После этого отверзания глаз Мут решила вести себя как существо разумное и сделать шаг, который, имея своей бесспорной и ясной целью убрать Иосифа из ее поля зрения, был бы сочувственно встречен престолом разума. Она изо всех сил стала ходатайствовать перед своим супругом об удаленье его слуги.
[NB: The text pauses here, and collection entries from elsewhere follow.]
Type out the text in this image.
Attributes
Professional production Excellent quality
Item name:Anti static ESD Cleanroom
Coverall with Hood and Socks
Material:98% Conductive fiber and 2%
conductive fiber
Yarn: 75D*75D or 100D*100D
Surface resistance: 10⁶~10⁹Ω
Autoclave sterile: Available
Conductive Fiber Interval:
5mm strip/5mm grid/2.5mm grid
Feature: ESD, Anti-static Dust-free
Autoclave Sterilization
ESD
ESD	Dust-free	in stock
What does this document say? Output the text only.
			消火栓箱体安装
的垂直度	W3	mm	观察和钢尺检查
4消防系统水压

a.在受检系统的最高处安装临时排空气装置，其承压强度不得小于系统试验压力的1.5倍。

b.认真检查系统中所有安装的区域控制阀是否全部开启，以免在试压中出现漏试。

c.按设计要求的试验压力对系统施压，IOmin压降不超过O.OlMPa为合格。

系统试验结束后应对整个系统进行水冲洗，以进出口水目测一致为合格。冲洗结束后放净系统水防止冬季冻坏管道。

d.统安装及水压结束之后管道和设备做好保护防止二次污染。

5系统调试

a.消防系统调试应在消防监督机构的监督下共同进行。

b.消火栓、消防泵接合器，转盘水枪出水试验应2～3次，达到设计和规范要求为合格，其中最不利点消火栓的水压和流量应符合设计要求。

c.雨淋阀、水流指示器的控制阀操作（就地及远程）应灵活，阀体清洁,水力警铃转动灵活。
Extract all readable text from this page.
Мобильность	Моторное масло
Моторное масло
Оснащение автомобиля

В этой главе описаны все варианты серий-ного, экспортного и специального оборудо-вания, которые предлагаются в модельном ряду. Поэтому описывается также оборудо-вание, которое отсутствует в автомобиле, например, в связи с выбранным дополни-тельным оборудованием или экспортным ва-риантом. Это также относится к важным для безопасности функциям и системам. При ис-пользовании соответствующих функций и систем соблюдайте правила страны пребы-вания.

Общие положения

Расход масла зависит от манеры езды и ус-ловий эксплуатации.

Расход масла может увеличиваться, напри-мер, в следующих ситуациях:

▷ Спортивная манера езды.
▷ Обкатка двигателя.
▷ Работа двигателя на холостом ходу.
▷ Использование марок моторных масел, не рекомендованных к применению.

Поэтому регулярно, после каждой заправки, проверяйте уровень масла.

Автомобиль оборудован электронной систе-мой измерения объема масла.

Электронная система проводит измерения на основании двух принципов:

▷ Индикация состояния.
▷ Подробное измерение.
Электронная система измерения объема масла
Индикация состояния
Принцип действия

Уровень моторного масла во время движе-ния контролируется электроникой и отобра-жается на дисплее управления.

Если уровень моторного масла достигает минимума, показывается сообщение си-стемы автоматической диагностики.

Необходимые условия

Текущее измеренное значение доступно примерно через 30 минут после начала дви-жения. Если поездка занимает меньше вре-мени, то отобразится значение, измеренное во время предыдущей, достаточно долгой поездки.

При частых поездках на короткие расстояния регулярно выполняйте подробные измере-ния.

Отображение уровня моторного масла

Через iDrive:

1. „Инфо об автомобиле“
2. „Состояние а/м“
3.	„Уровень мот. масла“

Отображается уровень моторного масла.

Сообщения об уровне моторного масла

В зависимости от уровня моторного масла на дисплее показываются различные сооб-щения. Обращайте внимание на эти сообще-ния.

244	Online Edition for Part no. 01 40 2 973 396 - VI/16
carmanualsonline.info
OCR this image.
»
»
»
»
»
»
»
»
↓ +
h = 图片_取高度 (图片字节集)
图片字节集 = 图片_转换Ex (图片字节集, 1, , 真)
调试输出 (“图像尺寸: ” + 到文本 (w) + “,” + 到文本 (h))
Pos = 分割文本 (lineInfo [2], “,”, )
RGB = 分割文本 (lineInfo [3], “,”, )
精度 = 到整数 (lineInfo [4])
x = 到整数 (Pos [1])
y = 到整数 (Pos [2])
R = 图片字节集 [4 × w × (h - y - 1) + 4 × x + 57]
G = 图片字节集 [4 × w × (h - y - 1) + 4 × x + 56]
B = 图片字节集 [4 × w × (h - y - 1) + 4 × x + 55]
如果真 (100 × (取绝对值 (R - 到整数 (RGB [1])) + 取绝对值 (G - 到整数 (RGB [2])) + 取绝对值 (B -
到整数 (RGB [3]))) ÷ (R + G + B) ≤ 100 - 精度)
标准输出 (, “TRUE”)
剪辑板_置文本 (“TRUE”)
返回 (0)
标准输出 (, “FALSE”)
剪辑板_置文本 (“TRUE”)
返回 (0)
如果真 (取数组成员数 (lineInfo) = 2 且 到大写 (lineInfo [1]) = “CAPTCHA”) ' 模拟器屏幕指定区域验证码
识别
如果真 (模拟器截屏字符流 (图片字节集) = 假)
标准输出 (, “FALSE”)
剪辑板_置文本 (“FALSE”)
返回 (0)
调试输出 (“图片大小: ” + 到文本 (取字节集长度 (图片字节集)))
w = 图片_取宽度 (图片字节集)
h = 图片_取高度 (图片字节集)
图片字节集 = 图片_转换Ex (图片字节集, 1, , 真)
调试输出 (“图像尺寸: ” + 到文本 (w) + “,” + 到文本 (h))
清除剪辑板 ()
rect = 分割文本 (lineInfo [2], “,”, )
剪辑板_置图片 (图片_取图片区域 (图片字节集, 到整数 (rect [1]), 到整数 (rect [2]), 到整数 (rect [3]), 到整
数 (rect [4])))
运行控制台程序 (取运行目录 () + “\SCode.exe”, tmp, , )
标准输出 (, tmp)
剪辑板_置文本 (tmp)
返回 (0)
День после той ночи, когда ей приснился этот сон, она провела в одиночестве, вне круга своих сестер и не принимая гостей. Она сидела в своем дворе у бассейна и глядела поверх сновавших в воде рыбок «в одну точку», как принято говорить, когда взгляд оцепенело теряется в пустоте и, ни на что не направленный, расплывается в себе самом. Но иногда вдруг, как бы выходя из тупого оцепенения, глаза ее испуганно расширялись, очень широко, словно бы в ужасе, распахивались, хотя и не отрывались от пустоты, а рот ее при этом сразу же отворялся и учащенно заглатывал воздух. Затем глаза ее снова становились спокойными, ужас в них исчезал, но зато рот ее, углубляя свои уголки, оживлялся безотчетной улыбкой и незаметно для Мут продолжал улыбаться под ее задумчивыми глазами, покуда, через минуту-другую, она не спохватывалась и в испуге не прижимала руку к непокорным губам, большим пальцем к одной щеке, а четырьмя другими – к другой. «О боги!» – шептала она при этом. А потом все повторялось опять – оцепенение, учащенное дыхание, самозабвенная улыбка, испуг, когда она замечала ее, – повторялось до тех пор, пока Эни наконец не решила покончить со всем одним махом.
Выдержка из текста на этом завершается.